Ainda houve uma terceira atividade própria, organizada pelos camaradas do Rio Grande do Sul, a Boemia Socialista, na qual pudemos nos confraternizar e estreitar ainda mais os laços também subjetivos que nos unem. Uma maravilhosa atividade, que contou com os camaradas paraguaios e, mais uma vez, com a conversa de toda militância com Sidney, que nos emocionou com histórias que nos preparam, em boa medida, para este ano em que enfrentaremos batalhas pela disputa de memória em torno dos 90 anos do partido. Não podemos nos furtar de defender a nossa história, que é também a história das lutas populares que se travaram e se travam nesse país. Trata-se, mais que nunca, de defender a atualidade e a necessidade da via revolucionária no Brasil, sob a hegemonia dos trabalhadores. Em suma é combater o reformismo e o dito “comunismo” para o capital.

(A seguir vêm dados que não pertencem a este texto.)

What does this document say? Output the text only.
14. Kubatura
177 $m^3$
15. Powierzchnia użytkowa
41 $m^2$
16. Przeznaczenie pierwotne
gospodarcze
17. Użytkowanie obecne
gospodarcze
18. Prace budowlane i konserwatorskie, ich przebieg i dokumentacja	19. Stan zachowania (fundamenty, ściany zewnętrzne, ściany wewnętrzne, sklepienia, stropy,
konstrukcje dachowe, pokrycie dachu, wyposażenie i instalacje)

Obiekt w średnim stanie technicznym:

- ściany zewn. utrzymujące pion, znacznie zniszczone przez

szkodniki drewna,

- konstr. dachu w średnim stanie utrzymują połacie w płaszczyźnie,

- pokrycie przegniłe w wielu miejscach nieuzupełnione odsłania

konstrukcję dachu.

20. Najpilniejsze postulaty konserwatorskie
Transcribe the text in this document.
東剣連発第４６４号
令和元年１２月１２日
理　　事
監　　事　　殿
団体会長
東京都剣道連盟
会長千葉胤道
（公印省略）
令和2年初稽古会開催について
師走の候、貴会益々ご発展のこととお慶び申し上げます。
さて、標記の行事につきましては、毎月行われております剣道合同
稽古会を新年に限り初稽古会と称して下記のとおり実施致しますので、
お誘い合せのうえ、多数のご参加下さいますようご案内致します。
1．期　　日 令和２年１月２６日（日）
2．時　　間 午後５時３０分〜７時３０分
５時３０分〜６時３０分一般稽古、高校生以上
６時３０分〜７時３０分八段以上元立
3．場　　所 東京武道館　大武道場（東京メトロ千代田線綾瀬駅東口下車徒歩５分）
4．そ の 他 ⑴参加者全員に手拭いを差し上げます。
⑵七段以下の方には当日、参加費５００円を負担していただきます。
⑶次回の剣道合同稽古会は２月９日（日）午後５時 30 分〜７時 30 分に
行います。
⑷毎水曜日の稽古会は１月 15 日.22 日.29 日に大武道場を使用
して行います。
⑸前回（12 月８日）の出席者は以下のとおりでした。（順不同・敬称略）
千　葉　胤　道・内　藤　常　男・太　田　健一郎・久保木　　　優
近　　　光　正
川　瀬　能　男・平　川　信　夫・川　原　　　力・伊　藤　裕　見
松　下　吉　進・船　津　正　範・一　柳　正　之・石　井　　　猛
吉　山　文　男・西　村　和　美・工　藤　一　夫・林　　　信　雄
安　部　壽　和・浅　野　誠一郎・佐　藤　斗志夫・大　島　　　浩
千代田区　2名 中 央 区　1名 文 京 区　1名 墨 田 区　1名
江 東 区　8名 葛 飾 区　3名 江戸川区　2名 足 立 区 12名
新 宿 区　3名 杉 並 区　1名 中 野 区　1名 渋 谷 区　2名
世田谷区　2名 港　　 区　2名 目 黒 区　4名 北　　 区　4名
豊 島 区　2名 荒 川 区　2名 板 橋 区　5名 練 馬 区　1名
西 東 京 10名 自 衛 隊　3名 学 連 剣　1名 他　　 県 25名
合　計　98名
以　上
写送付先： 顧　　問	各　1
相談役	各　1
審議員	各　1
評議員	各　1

Marcamos presença, ainda, na atividade da agenda Colômbia-Brasil, na qual pudemos conhecer um pouco mais das diversas formas de lutas que se travam naquele país, bem como as atrocidades que o Estado terrorista, em estreita articulação com as elites colombianas e os Estados Unidos provocam sobre os trabalhadores, camponeses, estudantes e todos aqueles que contestam a bárbara situação do país. Devemos nos solidarizar com o povo Colombiano e denunciar as inúmeras violações as quais são submetidos!

Conseguimos, ainda, acompanhar as reuniões e atividades da Frente Nacional Contra a Privatização da Saúde, na qual já nos inserimos em alguns estados através de fóruns locais, como é o caso do Rio. A Frente protagonizou importantes ações no Fórum Mundial de Saúde e Seguridade que ocorria em paralelo ao Fórum Temático, pressionando e inserindo em sua pauta análises e propostas que se contrapõem aos rumos vigentes na saúde pública brasileira e ao seu claro desmonte, que segue à risca a cartilha do Banco Mundial.

A UJC e o PCB mostraram a cara. Divulgamos a nossa nota política da UJC, realizamos e nos inserimos em importantes  atividades e conseguimos realizar ações que se contrapunham ao caráter predominante do Fórum, apesar de todas as limitações. Mostramos, por fim, que o PCB está na luta! Revigorados, portanto, iniciamos o ano de 2012, um pouco mais preparados que antes para tocar as lutas que virão!